Halloween is right around the corner. Soon, the streets will fill with costumed kids looking for treats from their neighbors. This is how Americans trick-or-treat, but how do other countries around the world celebrate the spookiest night of the year? Let”s find out.
Ireland is where Halloween is believed to have started, and many folks still celebrate it the traditional way. Children spend the early evening trick-or-treating, followed by Halloween parties full of food and games.
The Belgians mark Halloween in a more low key manner. Their tradition on Halloween night is to light candles in memory of their dead relatives.
Halloween in China is known as Teng Chieh, and is the time of year to honor the dead. During Teng Chieh, food and water are placed in front of pictures of deceased friends and family as a tribute. Lanterns and bonfires are also lit as a way to illuminate the paths of spirits as they travel Earth during Teng Chieh.
While parts of Britain still celebrate Halloween in a more traditional style, the majority of the nation celebrates Guy Fawkes Day instead on the 5th of November. Guy Fawkes was a famous English traitor who planned to destroy the English Parliament. Fawkes was instead caught and executed. On this night, bonfires are lit and Guy Fawkes is burned in effigy throughout the country.
The French did not start celebrating Halloween until the late 1990s. For the majority of French citizens, Halloween was widely regarded as an American holiday and not worth celebrating. This changed as the more commercial aspects of the holiday were brought in from America. These days, Halloween is celebrated with a combination of costumed parties and events.
Halloween in Japan is known as the “Obon Festival,” which honors the spirits of one”s ancestors. For every night during the festival, candles are lit for spirits to see where their families are. On the final day of Obon, a farewell fire is lit that helps guide the spirits back to their grave.

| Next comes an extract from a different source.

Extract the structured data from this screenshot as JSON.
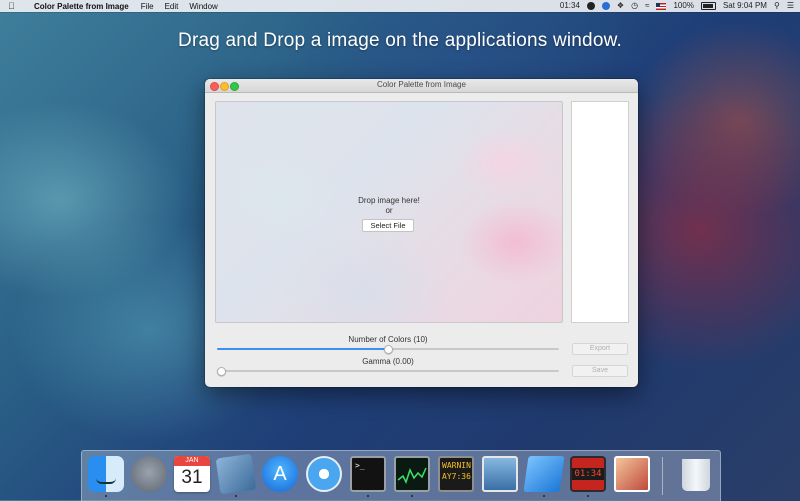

From October 31st to November 6th, the Swedish celebrate “Alla Helgons Dag,” or All Saints Day. While there are few traditional things done during this time, it”s an official holiday that includes a shortened workday and a holiday for school children.
In Austria, you place bread and water next to a lamp on the table before you go to bed on Halloween. This is meant to welcome returning spirits to Earth.
Halloween for Hong Kong residents is called the Festival of the Hungry Ghosts. According to tradition, spirits roam the Earth for 24 hours during the festival. To appease the spirits and give them something to take back to the afterlife, people burn pictures of money and fruit.
The traditional thing to do on Halloween in Germany is put away your kitchen knives. This is so that the spirits cannot attack you with them in the night.
11.) Spain/Latin America.
The people of Spain and Latin America celebrate El Dia de los Muertos, or the Day of the Dead. This is a three day long festival honoring the memory and spirits of the dead. However, instead of it being a scary or somber holiday, the mood of the event is celebratory.
In the Czech Republic, it is a tradition to place an empty chair by the fireplace on Halloween night for every one of your relatives, both living and dead.
Halloween in Korea is called Chuseok. It”s the time of year to pay tribute to and thank one”s ancestors for their accomplishments. This includes paying a visit to their graves and leaving tokens of food.
Via: All Day
These are all so different from Halloween in America. It sounds like it would be pretty fun though to spend Halloween in Ireland. After all, they did pretty much invent the holiday.